Attention has become one of the most valuable currencies. But up until now, it’s been impossible to measure or reward properly. Wallchain is changing that. Powered by LLMs and designed for creators and brands, AttentionFi introduces a scalable way to connect signals with rewards.

This is more than a trend - it’s a shift in how influence is built, tracked, and monetized.

Team

Wallchain was founded by former Google and Meta engineers, Yurii Kyparus and Max Bevza, who previously created one of the most used MEV protocols, which was integrated by PancakeSwap, QuickSwap, and many others, with volume peaking at $2B monthly.

Backers

Wallchain is backed by Alliance DAO, NGC, Orange DAO, Woodstock, MH Ventures, Cypher Capital, Skyland, LBank, and others.

The Creator Economy Is Broken - And Everyone Knows It

Right now, if you’re a creator, you either:

  1. Wait for inbound offers from brands,

  2. Slide into DMs to negotiate,

  3. Work with marketing agencies that take up 30% of your earnings.

And if you’re a brand, you spend months manually filtering through names, agencies, spreadsheets, and Discord intros - only to overpay for low-quality content that can’t be measured.

There are no standards and no infrastructure for how digital influence should actually work.

Why LLMs Make Measuring Attention Finally Possible

The biggest blocker to fixing attention markets has always been measurement.

Traditional metrics like likes, followers, or impressions can be gamed, and they don’t reflect true impact.

Now, with the rise of large language models (LLMs), we can evaluate content more deeply:

  • Is this post thoughtful or copy-paste?

  • Does it add context or commentary?

  • Does it influence discussion in the broader narrative?

Wallchain’s AI doesn’t care about vanity metrics - it detects signal.

Wallchain makes it faster, lower-cost, and better quality

There wasn’t much that could be done – you can’t improve what you can’t measure.
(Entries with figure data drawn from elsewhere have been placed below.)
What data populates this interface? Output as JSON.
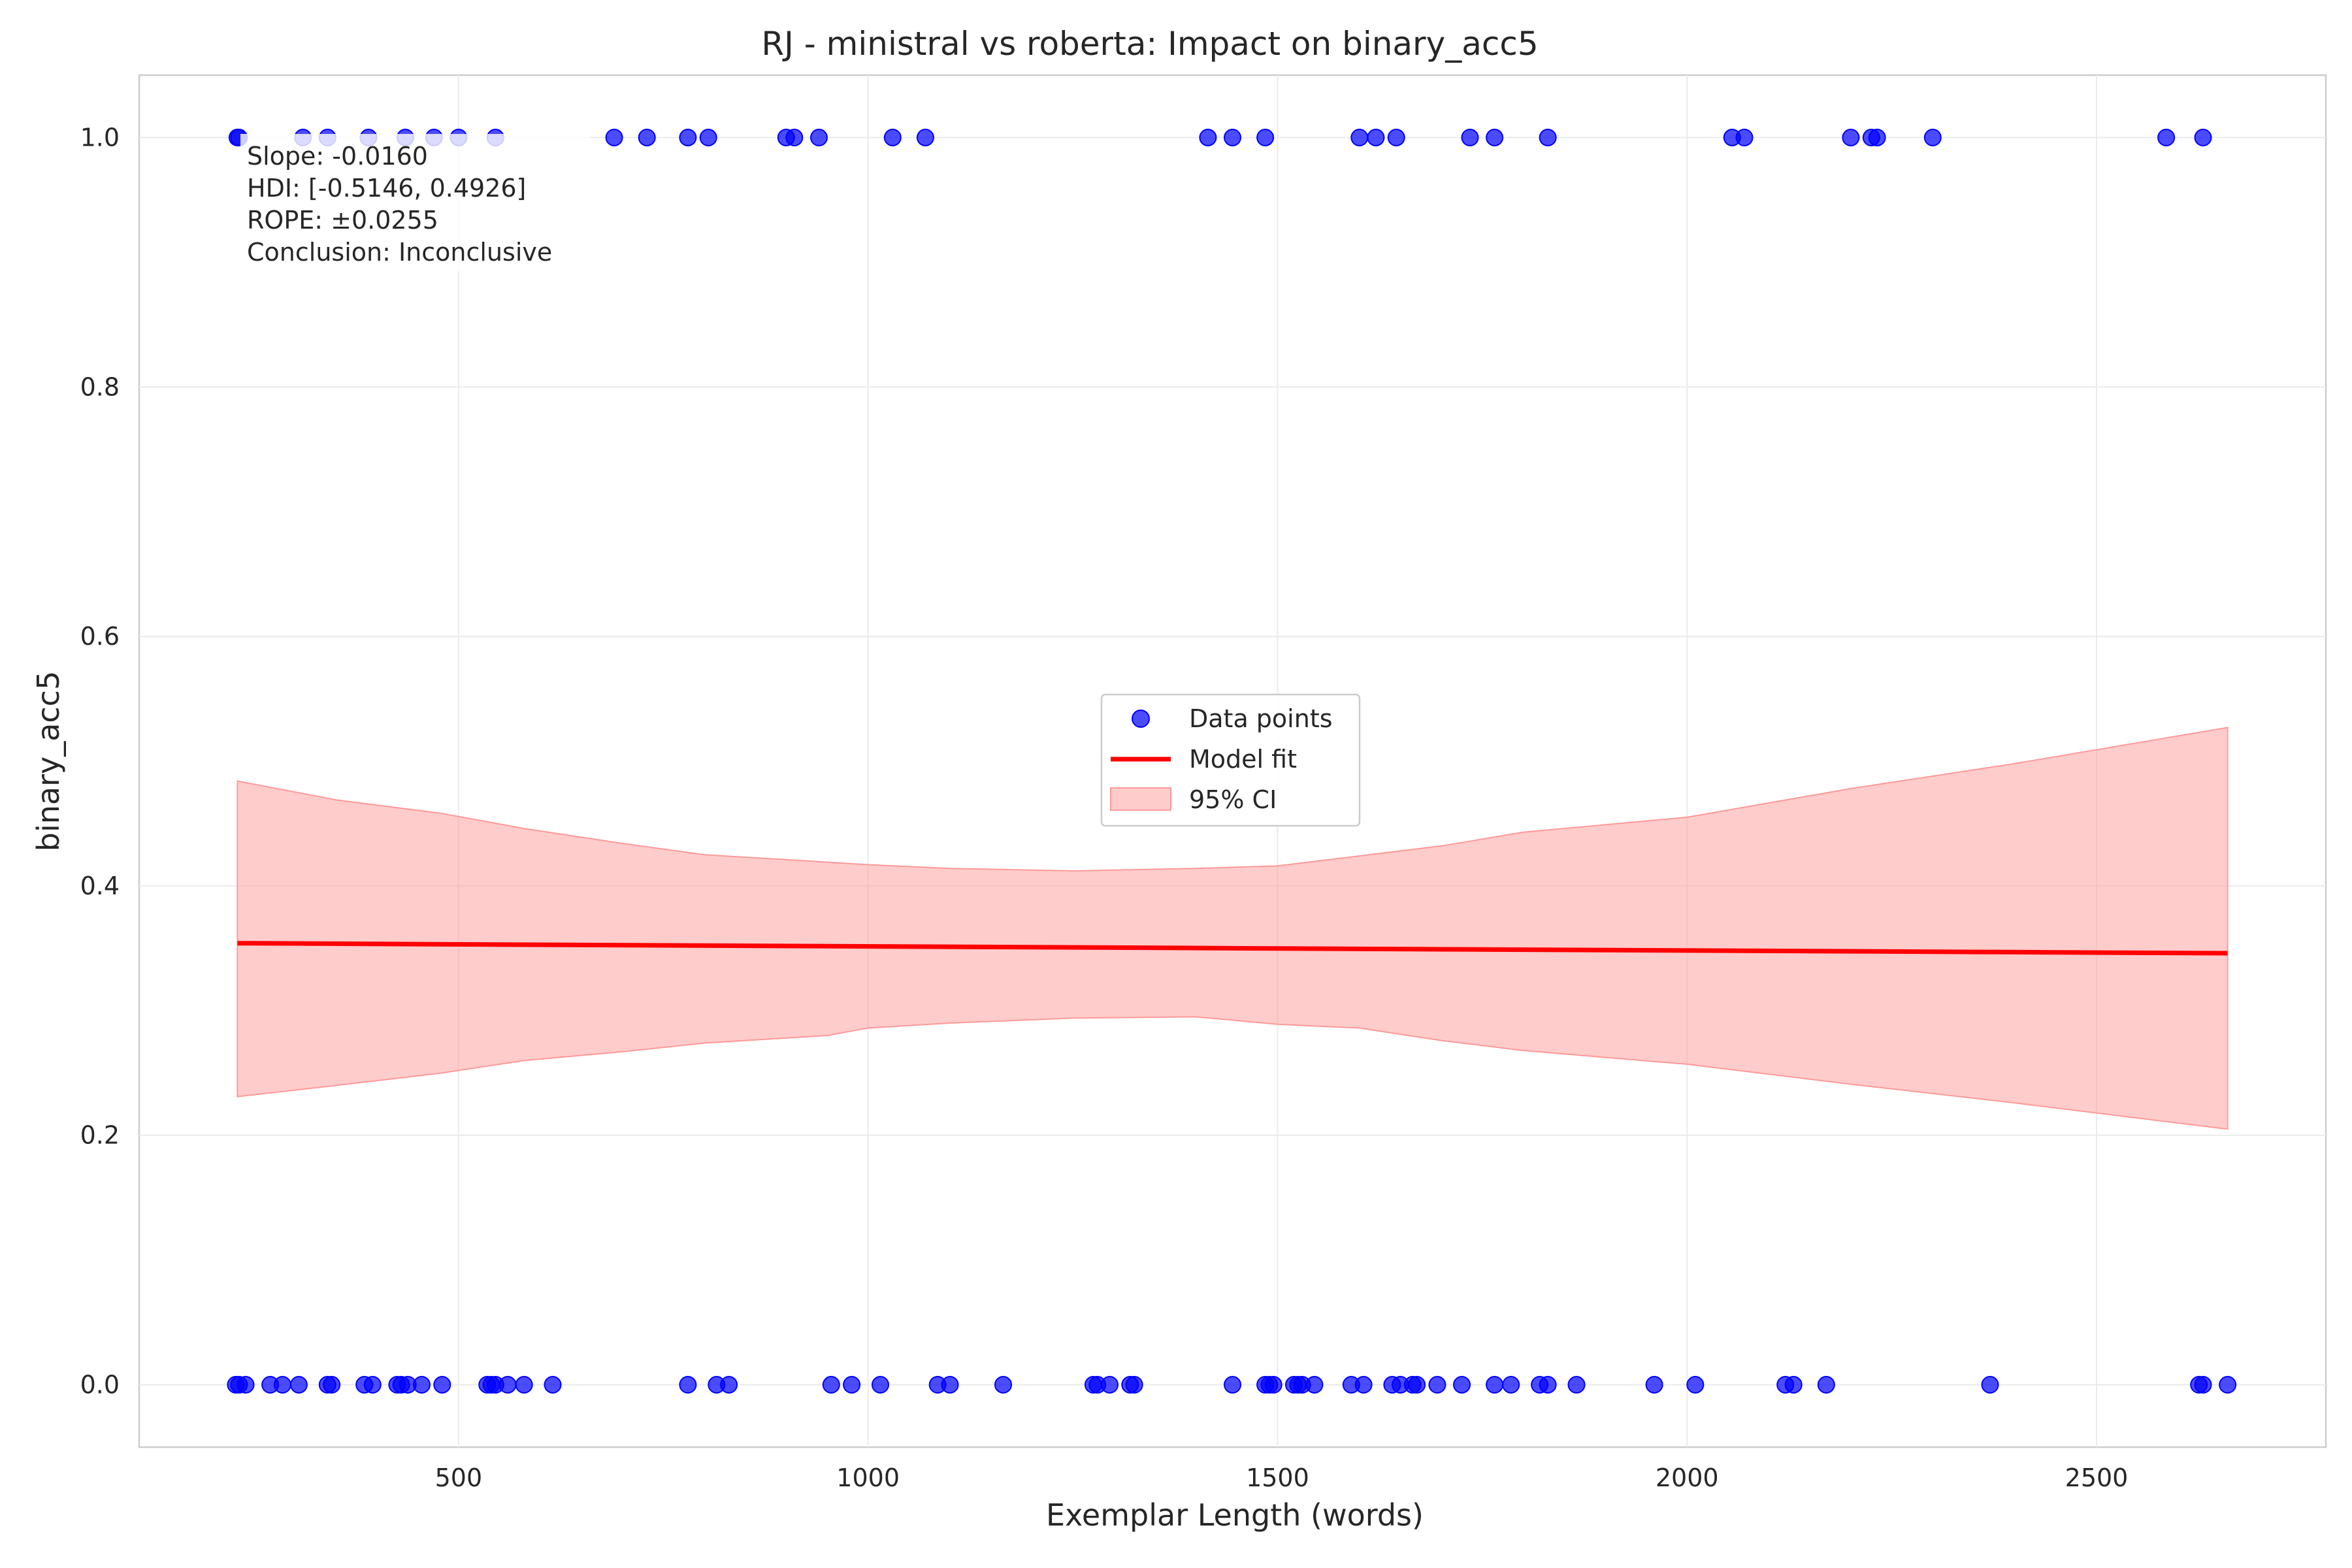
{
  "chart_data": {
    "type": "scatter",
    "title": "RJ - ministral vs roberta: Impact on binary_acc5",
    "xlabel": "Exemplar Length (words)",
    "ylabel": "binary_acc5",
    "xlim": [
      110,
      2780
    ],
    "ylim": [
      -0.05,
      1.05
    ],
    "xticks": [
      500,
      1000,
      1500,
      2000,
      2500
    ],
    "yticks": [
      0.0,
      0.2,
      0.4,
      0.6,
      0.8,
      1.0
    ],
    "ytick_labels": [
      "0.0",
      "0.2",
      "0.4",
      "0.6",
      "0.8",
      "1.0"
    ],
    "grid": true,
    "legend_position": "center",
    "legend": {
      "data_points": "Data points",
      "model_fit": "Model fit",
      "ci": "95% CI"
    },
    "annotation": {
      "slope": "Slope: -0.0160",
      "hdi": "HDI: [-0.5146, 0.4926]",
      "rope": "ROPE: ±0.0255",
      "conclusion": "Conclusion: Inconclusive"
    },
    "colors": {
      "points": "#0000ff",
      "fit": "#ff0000",
      "ci": "#ff9999"
    },
    "series": [
      {
        "name": "Data points",
        "kind": "scatter",
        "x": [
          230,
          232,
          310,
          340,
          390,
          435,
          470,
          500,
          545,
          690,
          730,
          780,
          805,
          900,
          910,
          940,
          1030,
          1070,
          1415,
          1445,
          1485,
          1600,
          1620,
          1645,
          1735,
          1765,
          1830,
          2055,
          2070,
          2200,
          2225,
          2232,
          2300,
          2585,
          2630,
          228,
          232,
          240,
          270,
          285,
          305,
          340,
          345,
          385,
          395,
          425,
          430,
          438,
          455,
          480,
          535,
          540,
          545,
          560,
          580,
          615,
          780,
          815,
          830,
          955,
          980,
          1015,
          1085,
          1100,
          1165,
          1275,
          1280,
          1295,
          1320,
          1325,
          1445,
          1485,
          1490,
          1495,
          1520,
          1525,
          1530,
          1545,
          1590,
          1605,
          1640,
          1650,
          1665,
          1670,
          1695,
          1725,
          1765,
          1785,
          1820,
          1830,
          1865,
          1960,
          2010,
          2120,
          2130,
          2170,
          2370,
          2625,
          2630,
          2660
        ],
        "y": [
          1,
          1,
          1,
          1,
          1,
          1,
          1,
          1,
          1,
          1,
          1,
          1,
          1,
          1,
          1,
          1,
          1,
          1,
          1,
          1,
          1,
          1,
          1,
          1,
          1,
          1,
          1,
          1,
          1,
          1,
          1,
          1,
          1,
          1,
          1,
          0,
          0,
          0,
          0,
          0,
          0,
          0,
          0,
          0,
          0,
          0,
          0,
          0,
          0,
          0,
          0,
          0,
          0,
          0,
          0,
          0,
          0,
          0,
          0,
          0,
          0,
          0,
          0,
          0,
          0,
          0,
          0,
          0,
          0,
          0,
          0,
          0,
          0,
          0,
          0,
          0,
          0,
          0,
          0,
          0,
          0,
          0,
          0,
          0,
          0,
          0,
          0,
          0,
          0,
          0,
          0,
          0,
          0,
          0,
          0,
          0,
          0,
          0,
          0,
          0
        ]
      },
      {
        "name": "Model fit",
        "kind": "line",
        "x": [
          230,
          2660
        ],
        "y": [
          0.354,
          0.346
        ]
      },
      {
        "name": "95% CI",
        "kind": "band",
        "x": [
          230,
          350,
          480,
          580,
          700,
          800,
          950,
          1000,
          1100,
          1250,
          1400,
          1500,
          1600,
          1700,
          1800,
          2000,
          2200,
          2400,
          2660
        ],
        "lower": [
          0.231,
          0.24,
          0.25,
          0.26,
          0.267,
          0.274,
          0.28,
          0.286,
          0.29,
          0.294,
          0.295,
          0.289,
          0.286,
          0.276,
          0.268,
          0.257,
          0.241,
          0.226,
          0.205
        ],
        "upper": [
          0.484,
          0.469,
          0.458,
          0.446,
          0.434,
          0.425,
          0.419,
          0.417,
          0.414,
          0.412,
          0.414,
          0.416,
          0.424,
          0.432,
          0.443,
          0.455,
          0.478,
          0.498,
          0.527
        ]
      }
    ]
  }
}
But only now, this is a unique moment in history when, with modern LLM capabilities, we can fairly and quickly measure content impact at scale. As a result:

  • Companies work with thousands of influential people instantly, from day 1.

  • Save costs by eliminating middlemen like marketing agencies and extra managers.

  • Get high signal content. Because rewards are performance-based.